The interview was very definitely over. The lank-haired, nervous young man turned away and seated himself at the radio set while the officer swallowed his objections and showed them dourly down the hall to a closed door.
They opened it and fumbled into a darkened room crowded with empty folding chairs, dominated by a glowing bright screen. The door closed behind them, bringing total darkness.
There was the sound of reporters fumbling their way into seats around him, but the Times man remained standing, aware of an enormous surprise, as if he had been asleep and wakened to find himself in the wrong country.
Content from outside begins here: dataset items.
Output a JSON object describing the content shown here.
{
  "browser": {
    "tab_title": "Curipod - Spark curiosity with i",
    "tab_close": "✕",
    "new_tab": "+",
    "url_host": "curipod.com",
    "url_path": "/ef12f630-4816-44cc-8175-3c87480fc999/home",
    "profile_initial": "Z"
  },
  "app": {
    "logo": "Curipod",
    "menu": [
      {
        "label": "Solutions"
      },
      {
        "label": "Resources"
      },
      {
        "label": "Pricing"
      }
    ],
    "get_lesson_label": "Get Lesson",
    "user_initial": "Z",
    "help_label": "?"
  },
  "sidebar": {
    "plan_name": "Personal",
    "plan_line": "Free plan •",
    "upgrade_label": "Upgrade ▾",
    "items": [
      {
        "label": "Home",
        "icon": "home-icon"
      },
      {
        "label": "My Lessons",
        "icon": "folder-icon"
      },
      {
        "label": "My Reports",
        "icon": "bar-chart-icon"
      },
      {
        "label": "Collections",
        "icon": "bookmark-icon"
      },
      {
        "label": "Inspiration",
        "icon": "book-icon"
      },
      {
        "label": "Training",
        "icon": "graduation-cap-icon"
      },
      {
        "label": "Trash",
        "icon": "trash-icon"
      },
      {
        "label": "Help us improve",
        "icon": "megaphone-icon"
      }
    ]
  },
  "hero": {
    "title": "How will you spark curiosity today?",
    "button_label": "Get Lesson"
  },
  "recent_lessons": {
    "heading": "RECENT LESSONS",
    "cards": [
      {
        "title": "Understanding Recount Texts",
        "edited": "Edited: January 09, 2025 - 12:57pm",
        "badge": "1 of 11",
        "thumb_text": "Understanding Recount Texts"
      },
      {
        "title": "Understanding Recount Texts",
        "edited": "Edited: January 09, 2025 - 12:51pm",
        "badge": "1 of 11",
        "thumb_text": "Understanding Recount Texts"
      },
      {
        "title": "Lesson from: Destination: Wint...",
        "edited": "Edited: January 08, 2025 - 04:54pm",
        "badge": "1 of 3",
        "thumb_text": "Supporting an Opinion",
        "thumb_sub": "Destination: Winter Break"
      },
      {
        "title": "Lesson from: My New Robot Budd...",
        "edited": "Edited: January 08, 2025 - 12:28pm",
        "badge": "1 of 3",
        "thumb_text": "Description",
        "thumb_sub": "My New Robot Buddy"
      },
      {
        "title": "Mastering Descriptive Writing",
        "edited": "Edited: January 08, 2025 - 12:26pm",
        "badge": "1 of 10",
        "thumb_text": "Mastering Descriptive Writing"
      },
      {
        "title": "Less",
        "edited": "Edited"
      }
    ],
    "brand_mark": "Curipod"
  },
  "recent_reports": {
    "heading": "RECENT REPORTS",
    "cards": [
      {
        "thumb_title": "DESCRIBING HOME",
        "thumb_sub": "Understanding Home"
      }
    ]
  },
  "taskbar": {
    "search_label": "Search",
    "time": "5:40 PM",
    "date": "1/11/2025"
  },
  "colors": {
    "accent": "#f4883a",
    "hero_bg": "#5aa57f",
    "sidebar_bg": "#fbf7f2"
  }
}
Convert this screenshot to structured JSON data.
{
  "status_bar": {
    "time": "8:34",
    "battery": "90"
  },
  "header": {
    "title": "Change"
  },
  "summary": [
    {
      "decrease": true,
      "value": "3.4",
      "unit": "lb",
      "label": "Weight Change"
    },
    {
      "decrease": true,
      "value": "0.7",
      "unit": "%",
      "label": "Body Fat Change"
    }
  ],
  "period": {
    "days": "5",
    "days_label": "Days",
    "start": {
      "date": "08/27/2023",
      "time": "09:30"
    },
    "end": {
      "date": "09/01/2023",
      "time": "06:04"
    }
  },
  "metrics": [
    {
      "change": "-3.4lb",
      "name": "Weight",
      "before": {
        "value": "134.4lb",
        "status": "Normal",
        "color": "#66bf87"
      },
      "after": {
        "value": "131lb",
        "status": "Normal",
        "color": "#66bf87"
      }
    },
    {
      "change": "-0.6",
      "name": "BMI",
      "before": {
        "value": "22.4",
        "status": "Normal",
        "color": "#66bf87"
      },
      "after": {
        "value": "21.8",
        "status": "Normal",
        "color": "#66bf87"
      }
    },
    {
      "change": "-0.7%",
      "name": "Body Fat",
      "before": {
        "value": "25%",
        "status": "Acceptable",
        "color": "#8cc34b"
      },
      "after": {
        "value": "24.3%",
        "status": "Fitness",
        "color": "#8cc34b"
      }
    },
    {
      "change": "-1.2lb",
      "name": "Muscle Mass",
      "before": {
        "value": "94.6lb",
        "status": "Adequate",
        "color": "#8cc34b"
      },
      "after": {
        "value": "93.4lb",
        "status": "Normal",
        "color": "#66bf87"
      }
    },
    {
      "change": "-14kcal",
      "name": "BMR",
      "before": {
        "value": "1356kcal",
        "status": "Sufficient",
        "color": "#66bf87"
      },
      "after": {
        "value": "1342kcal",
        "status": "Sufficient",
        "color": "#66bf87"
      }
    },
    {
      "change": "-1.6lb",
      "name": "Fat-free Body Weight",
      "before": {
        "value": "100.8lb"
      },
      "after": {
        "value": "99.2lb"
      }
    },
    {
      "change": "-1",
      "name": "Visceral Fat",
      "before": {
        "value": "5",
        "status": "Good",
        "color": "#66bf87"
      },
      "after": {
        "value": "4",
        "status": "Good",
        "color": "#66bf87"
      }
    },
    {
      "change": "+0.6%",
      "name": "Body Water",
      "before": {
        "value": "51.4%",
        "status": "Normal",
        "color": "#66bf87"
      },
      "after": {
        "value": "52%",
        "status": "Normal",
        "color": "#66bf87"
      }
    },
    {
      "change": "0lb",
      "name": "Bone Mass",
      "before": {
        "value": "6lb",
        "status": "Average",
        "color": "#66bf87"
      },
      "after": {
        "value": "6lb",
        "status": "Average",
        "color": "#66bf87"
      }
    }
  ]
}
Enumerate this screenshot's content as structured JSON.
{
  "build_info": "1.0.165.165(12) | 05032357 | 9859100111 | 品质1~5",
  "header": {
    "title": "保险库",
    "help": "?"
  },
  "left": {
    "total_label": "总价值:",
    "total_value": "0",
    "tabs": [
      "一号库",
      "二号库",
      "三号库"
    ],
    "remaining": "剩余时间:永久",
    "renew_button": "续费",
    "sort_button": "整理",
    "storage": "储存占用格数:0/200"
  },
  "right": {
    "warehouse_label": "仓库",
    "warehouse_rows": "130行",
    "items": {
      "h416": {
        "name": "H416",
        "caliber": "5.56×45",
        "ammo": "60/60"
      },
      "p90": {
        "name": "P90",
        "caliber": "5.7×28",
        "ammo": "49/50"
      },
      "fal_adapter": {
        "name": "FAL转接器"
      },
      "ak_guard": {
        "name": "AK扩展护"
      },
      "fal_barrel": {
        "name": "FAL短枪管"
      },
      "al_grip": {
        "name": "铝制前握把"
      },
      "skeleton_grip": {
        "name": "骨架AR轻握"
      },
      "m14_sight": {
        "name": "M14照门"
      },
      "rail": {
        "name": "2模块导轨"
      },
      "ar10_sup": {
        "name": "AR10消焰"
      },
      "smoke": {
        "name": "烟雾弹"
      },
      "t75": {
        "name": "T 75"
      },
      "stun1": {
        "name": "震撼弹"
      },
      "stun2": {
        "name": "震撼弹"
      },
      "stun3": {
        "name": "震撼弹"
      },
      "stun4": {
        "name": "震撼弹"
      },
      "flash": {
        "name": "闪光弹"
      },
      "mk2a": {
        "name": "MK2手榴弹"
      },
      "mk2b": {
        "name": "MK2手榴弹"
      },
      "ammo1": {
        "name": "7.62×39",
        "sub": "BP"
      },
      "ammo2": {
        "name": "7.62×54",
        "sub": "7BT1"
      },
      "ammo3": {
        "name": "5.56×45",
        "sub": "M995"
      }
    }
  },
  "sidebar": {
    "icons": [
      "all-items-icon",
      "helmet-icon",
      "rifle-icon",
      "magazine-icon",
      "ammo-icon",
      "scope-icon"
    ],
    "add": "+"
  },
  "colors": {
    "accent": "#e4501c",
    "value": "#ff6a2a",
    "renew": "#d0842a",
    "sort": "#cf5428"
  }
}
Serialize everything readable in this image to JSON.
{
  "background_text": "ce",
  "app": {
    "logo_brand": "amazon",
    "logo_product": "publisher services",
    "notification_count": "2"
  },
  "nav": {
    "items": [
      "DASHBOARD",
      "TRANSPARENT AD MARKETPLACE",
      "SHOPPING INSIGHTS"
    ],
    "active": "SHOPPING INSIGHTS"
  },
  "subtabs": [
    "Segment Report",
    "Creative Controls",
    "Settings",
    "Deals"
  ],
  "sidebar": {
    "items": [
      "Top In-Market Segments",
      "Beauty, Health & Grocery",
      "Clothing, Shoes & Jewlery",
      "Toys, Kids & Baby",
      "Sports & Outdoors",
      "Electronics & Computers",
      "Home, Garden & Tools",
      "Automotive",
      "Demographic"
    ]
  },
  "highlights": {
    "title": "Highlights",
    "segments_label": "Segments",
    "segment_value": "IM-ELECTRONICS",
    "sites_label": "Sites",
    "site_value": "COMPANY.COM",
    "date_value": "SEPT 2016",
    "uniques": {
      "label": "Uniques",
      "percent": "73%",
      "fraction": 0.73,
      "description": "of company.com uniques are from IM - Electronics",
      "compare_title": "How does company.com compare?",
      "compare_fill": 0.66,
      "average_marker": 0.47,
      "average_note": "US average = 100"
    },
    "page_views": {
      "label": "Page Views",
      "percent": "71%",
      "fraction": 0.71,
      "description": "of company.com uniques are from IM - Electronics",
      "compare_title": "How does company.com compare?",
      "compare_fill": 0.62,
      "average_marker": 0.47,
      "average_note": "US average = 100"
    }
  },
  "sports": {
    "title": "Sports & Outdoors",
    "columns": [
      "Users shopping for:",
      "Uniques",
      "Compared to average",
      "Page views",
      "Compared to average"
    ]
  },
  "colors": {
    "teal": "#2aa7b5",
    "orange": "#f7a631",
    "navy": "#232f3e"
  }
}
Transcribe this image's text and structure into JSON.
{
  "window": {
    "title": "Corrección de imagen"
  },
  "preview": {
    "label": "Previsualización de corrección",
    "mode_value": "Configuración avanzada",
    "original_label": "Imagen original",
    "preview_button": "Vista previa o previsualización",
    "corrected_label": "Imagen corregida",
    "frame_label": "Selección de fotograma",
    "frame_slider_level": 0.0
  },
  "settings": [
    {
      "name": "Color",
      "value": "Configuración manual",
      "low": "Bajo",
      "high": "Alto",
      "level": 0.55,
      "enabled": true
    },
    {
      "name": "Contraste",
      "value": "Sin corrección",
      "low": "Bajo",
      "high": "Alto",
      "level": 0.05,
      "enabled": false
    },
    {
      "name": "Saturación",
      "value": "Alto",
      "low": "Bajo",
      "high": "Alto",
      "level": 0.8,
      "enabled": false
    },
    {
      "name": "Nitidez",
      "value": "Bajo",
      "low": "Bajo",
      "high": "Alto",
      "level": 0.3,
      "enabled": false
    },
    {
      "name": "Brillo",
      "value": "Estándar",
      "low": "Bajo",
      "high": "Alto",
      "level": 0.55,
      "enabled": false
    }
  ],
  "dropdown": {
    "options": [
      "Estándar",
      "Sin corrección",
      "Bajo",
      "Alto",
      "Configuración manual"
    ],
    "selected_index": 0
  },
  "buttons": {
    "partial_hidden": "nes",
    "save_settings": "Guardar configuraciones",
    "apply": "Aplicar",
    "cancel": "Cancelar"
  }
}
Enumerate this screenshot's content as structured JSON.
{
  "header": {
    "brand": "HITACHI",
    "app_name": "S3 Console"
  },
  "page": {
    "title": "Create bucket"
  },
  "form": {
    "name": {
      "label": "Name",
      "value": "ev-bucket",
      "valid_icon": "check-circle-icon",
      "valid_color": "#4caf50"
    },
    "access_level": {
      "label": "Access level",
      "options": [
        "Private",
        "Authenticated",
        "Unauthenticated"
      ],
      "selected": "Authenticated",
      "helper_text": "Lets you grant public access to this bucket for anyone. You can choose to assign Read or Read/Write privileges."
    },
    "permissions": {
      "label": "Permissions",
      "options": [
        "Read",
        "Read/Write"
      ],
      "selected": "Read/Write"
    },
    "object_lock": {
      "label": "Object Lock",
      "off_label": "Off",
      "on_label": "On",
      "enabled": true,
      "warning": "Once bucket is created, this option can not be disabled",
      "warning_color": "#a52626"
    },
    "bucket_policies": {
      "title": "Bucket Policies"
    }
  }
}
The bright colors of the double image seemed the only real thing in the darkened room. Even blurred as they were, he could see that the action was subtly different, the shapes subtly not right.
He was looking at aliens.
The impression was of two humans disguised, humans moving oddly, half-dancing, half-crippled. Carefully, afraid the images would go away, he reached up to his breast pocket, took out his polarized glasses, rotated one lens at right angles to the other and put them on.
Immediately, the two beings came into sharp focus, real and solid, and the screen became a wide, illusively near window through which he watched them.
They were conversing with each other in a gray-walled room, discussing something with restrained excitement. The large man in the green tunic closed his purple eyes for an instant at something the other said, and grimaced, making a motion with his fingers as if shoving something away from him.